As an ESPN writer beginning in 2012, Fagan also made regular TV appearances on Around the Horn and First Take. As of January 18, 2018, Fagan had 36 wins on Around the Horn She co-hosted The Trifecta with Spain, Jane and Kate with Sarah Spain and Jane McManus on espnW and Will and Kate with Will Cain on ESPN Radio. Fagan's piece "Owning the Middle", a profile of basketball player Brittney Griner for ESPN The Magazine, was selected for inclusion in Glenn Stout's "Notable Sports Writing of 2013". In May 2017, Fagan started a podcast on ESPN called Free Cookies, which she co-hosted with her partner, yoga instructor Kathryn Budig.

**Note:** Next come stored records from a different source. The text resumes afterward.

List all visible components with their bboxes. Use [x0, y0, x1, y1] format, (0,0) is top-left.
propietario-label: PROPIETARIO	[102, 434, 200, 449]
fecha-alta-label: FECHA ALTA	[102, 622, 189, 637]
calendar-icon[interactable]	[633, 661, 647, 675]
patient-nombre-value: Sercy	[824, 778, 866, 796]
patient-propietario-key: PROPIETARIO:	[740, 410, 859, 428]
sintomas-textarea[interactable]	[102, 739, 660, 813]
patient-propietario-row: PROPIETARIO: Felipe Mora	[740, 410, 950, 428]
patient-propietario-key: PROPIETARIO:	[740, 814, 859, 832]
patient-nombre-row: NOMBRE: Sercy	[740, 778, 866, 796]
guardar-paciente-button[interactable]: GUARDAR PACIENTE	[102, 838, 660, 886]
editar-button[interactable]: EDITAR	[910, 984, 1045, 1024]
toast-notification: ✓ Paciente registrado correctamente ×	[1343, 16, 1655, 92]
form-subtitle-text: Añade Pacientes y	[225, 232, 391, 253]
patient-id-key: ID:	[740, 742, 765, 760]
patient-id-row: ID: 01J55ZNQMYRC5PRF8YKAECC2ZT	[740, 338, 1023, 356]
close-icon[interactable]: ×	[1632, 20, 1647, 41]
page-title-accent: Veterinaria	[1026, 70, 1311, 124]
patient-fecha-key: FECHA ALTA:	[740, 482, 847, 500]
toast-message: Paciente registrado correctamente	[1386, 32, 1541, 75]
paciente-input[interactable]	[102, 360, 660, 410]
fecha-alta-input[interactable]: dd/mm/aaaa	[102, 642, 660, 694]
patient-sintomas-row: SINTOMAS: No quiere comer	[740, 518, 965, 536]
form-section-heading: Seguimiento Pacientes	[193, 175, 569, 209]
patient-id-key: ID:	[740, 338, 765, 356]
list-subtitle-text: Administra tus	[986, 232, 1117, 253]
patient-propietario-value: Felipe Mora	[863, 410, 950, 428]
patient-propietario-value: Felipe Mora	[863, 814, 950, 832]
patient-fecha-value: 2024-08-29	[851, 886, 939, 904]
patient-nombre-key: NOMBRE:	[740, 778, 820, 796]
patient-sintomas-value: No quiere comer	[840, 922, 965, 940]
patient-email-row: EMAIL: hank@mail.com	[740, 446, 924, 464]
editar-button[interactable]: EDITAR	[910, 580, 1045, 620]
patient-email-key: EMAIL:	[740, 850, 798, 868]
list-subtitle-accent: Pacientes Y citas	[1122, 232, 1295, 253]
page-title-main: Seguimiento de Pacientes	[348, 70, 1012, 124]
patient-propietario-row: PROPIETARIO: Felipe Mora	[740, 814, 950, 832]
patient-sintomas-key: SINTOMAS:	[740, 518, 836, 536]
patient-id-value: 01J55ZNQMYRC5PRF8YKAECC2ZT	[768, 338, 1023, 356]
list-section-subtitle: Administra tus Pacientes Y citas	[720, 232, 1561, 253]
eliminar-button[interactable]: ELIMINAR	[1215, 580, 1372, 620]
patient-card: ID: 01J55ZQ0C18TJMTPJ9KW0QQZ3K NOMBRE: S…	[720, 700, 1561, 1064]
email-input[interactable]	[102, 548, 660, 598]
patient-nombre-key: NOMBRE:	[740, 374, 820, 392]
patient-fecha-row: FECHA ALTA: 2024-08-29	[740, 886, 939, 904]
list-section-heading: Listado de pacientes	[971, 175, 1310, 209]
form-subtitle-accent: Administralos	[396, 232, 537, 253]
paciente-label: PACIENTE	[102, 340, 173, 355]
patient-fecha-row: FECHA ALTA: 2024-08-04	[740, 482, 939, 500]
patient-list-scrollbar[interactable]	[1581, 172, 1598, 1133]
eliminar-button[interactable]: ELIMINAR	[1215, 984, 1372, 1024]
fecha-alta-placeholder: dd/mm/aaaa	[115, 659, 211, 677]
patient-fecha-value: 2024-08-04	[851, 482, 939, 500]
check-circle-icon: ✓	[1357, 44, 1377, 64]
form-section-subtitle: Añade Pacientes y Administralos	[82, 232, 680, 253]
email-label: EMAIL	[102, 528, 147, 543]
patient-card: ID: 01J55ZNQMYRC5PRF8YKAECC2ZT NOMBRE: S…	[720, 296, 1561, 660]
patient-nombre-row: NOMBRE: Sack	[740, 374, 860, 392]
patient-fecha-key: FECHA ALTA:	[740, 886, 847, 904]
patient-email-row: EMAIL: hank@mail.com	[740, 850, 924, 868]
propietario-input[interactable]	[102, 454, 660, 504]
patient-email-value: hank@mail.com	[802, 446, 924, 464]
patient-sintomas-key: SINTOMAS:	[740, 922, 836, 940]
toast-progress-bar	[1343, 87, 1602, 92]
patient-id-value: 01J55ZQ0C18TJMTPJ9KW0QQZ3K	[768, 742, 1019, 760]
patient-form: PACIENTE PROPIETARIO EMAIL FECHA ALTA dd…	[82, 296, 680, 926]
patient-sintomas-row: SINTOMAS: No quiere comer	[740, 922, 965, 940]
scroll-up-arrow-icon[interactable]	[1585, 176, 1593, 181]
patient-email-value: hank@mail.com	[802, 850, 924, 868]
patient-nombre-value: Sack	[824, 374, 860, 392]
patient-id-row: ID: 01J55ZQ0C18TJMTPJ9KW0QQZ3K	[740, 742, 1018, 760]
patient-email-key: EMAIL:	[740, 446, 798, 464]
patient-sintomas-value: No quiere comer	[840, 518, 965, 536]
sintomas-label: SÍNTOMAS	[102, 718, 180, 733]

Fagan left ESPN at the end of 2018.

Fagan is a regular on the 538 podcast Hot Takedown.
Fagan is a lesbian and she married her wife Kathryn Budig in 2018.

== Works ==
In 2014, Fagan authored The Reappearing Act: Coming Out as Gay on a College Basketball Team Led by Born-Again Christians through Skyhorse Publishing. The memoir chronicles Fagan's experiences on the Colorado women's basketball team.

Her second book, What Made Maddy Run, about Madison Holleran, a University of Pennsylvania track and field athlete who took her own life in 2014, was released on August 1, 2017. Her book delves into the pressure young women face in regards to social media, specifically Instagram. She brings to light the disparities between Holleran's depressive reality, and the fun and filtered photos that she posted on Instagram.

Her novel, The Three Lives of Cate Kay, debuted on January 7, 2025. It was chosen as Reese's Book Club's January 2025 pick.